Thank you SO much, anon!!
I’ve taken some photos of my templates and plushies with varying face shapes to hopefully give you more insight into my process. I’m by no means an expert! It’s all trial and error. I use scrap materials to test new facial shapes instead of my good material, and end up with creepy failed variants until I find that satisfying likeness.
I’ve chosen Watson, Abed, the 9th Doctor, and Sherlock for my little demonstration!
First and foremost, I draw concept art of what I hope the plushie will look like. (Sorry, I don’t have them for all, I think Sherlock and 9 are on a scrap of paper somewhere..)
Really really rough, since you’re (probably) the only one who’s gonna see it.
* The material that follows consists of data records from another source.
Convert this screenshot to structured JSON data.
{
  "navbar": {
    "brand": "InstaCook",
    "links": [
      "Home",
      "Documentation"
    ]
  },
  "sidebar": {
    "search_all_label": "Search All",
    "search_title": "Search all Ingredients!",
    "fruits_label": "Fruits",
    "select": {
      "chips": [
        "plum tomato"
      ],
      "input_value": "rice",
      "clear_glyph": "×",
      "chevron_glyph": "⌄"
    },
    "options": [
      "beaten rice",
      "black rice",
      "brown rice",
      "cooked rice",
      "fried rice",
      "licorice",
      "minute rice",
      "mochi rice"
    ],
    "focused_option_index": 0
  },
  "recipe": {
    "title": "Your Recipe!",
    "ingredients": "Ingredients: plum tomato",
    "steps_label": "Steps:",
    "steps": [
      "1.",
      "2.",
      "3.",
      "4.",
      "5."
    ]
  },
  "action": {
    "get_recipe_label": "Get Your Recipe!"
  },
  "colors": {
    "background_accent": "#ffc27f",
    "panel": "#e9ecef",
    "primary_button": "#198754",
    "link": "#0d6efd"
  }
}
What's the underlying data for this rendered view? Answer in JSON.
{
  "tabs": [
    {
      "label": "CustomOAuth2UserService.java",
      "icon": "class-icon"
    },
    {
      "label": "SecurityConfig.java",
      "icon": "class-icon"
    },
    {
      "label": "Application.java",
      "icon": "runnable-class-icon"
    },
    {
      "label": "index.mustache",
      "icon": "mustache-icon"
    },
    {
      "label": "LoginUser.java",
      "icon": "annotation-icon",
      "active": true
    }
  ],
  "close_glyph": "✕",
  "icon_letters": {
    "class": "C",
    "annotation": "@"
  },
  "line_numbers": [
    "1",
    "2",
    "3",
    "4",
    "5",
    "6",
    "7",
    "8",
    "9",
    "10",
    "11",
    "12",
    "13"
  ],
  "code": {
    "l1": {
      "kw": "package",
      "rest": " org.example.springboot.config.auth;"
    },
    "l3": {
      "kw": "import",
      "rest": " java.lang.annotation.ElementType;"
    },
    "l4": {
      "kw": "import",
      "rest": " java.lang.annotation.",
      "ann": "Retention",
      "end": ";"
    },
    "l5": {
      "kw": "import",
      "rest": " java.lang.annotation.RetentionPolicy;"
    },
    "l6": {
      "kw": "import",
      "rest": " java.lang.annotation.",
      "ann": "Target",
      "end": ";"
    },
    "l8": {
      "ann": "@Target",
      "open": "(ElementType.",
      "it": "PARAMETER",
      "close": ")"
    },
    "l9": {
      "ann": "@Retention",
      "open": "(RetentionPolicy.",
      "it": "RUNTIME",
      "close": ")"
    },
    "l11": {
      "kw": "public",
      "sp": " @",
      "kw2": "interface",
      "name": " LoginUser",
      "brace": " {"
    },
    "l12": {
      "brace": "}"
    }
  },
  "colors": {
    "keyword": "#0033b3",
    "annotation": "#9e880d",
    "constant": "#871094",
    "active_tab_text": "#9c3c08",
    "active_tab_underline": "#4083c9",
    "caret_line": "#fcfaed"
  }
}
Since I’m working digitally I threw colours on so I didn’t have to reference this too much and disrupt the process. Any time spent checking online is potential procrastination temptations!! haha
Then, I switch to cardstock for patterning. If I’m unsure about something, I’ll use regular printer paper so I don’t waste cardstock, or if I need to trace something.
Above at the face and chin templates for Watson, Abed, the 9th Doctor, and Sherlock.
I draw on the facial details because I want to keep the plushies accurate when I replicate them. I usually make five or six at a time when working toward convention season. Sometimes if I really like the placement to be accurate, I’ll poke reference points through the faces with my pins, use the same hole to poke back up, remove the template, and have the center point for each feature. Or the outline, if you really like stippling.
This is the part, when drafting up a new face template, it bends to trial and error. I’ve created enough plushies that I have a good variation of faces in my arsenal to reference when making someone new (“Do they have a skinny face? Cheekbones? What about a cute squat face?”) so I now can start with similarities and work from there.
What you’re doing when drafting up a face is soft sculpting. Sherlock here is the best example of this. He looks pretty funny because his cheekbones aren’t defined up into his temples, but the way the pattern tugs against the fabric and with the placement of the ears, this looks perfectly reasonable in soft sculpture! This is also why you’ll see variation in my chin templates. They may all be based on a core template, but I draft up new (if similar) pieces for everyone.
Here are the finished products sitting in a row for reference!
If you’re just starting to make or modify your own templates, there’s absolutely nothing wrong with trial and error! If there’s a plush you want to mimic, tear the stitching and deconstruct it (er, if you can bear to sacrifice it of course!!).
Here’s one of my favourite tutorials when it comes to soft sculpture: How to make a 3D plush pattern from a 2D drawing
I’ve not personally done this method, but it makes a TON of sense as an approach to achieve those hard to visualize shapes!
Sorry for the long winded and anecdotal explanation! I’d love to help how I can. Feel free to send me any other questions you have and I’ll be happy to help where I can! Keep on creating!! :D
Amazing! I’ve been dying to learn how to do this.